A typical electric plant uses only one-third of its fuel's energy to push turbines. The other two-thirds are lost as waste heat. Boilers, on the other hand, can achieve up to 85 percent efficiency. By combining both processes, CHP can capture between 70 and 80 percent of the energy in the fuel. Theoretically, cogeneration delivers the same energy as separate generation, but with half the fuel and emissions. Because of close proximity to the end-user, relatively little electricity is lost in transmission.
CHP does have potential drawbacks: The technology is still expensive; larger models may be noisy; and if carbon-capture technology ever comes on line, dealing with many little flues versus a few big ones could be onerous.
Proponents say these negatives are far outweighed by the benefits: "The greatest source of renewable energy is energy you don't use," says Mr. Falcier.

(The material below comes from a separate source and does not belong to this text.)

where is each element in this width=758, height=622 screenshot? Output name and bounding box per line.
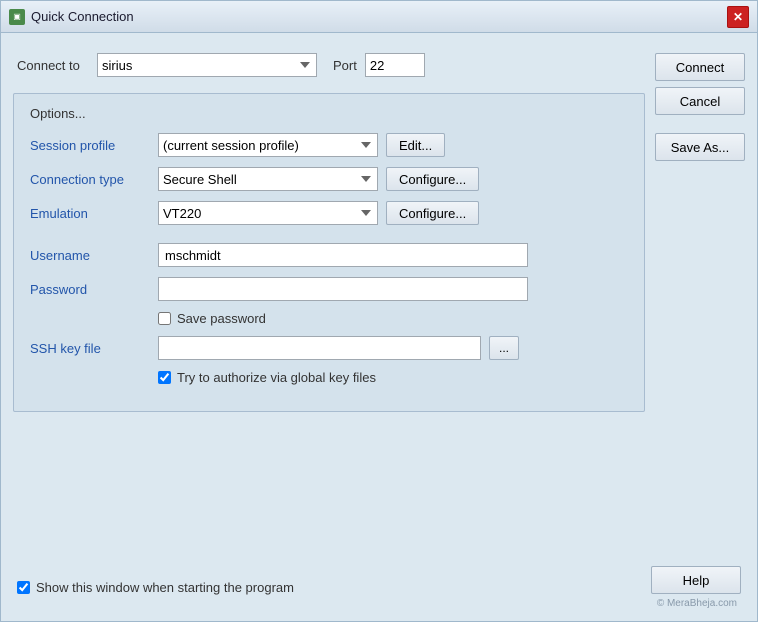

A unit costs about $3 million per megawatt, he says. (A megawatt, 1 million watts, can power between 700 and 1,000 homes.) A single-home unit, like the Honda Freewatt, 60,000 of which are installed in Japan, costs about $14,000 at Climate Energy in Medfield, Mass. As a rule of thumb, CHP units are sized to provide no more than 80 percent of a building's peak energy needs, usually imagined as a hot August afternoon. Any additional power needed is drawn from the electrical grid. [Editor's note: .]
"[Finding] the optimum point is the challenge," says David Ahrens, an engineer at Energy Spectrum in Brooklyn, N.Y. "You don't want to put it in too big or too small." Savings depend on the price difference between grid-bought electricity and CHP fuel. In New York, where electricity prices are high, a correctly sized unit typically has a five-year payback, says Mr. Ahrens. After that, "you're earning 20 percent on your investment," he says.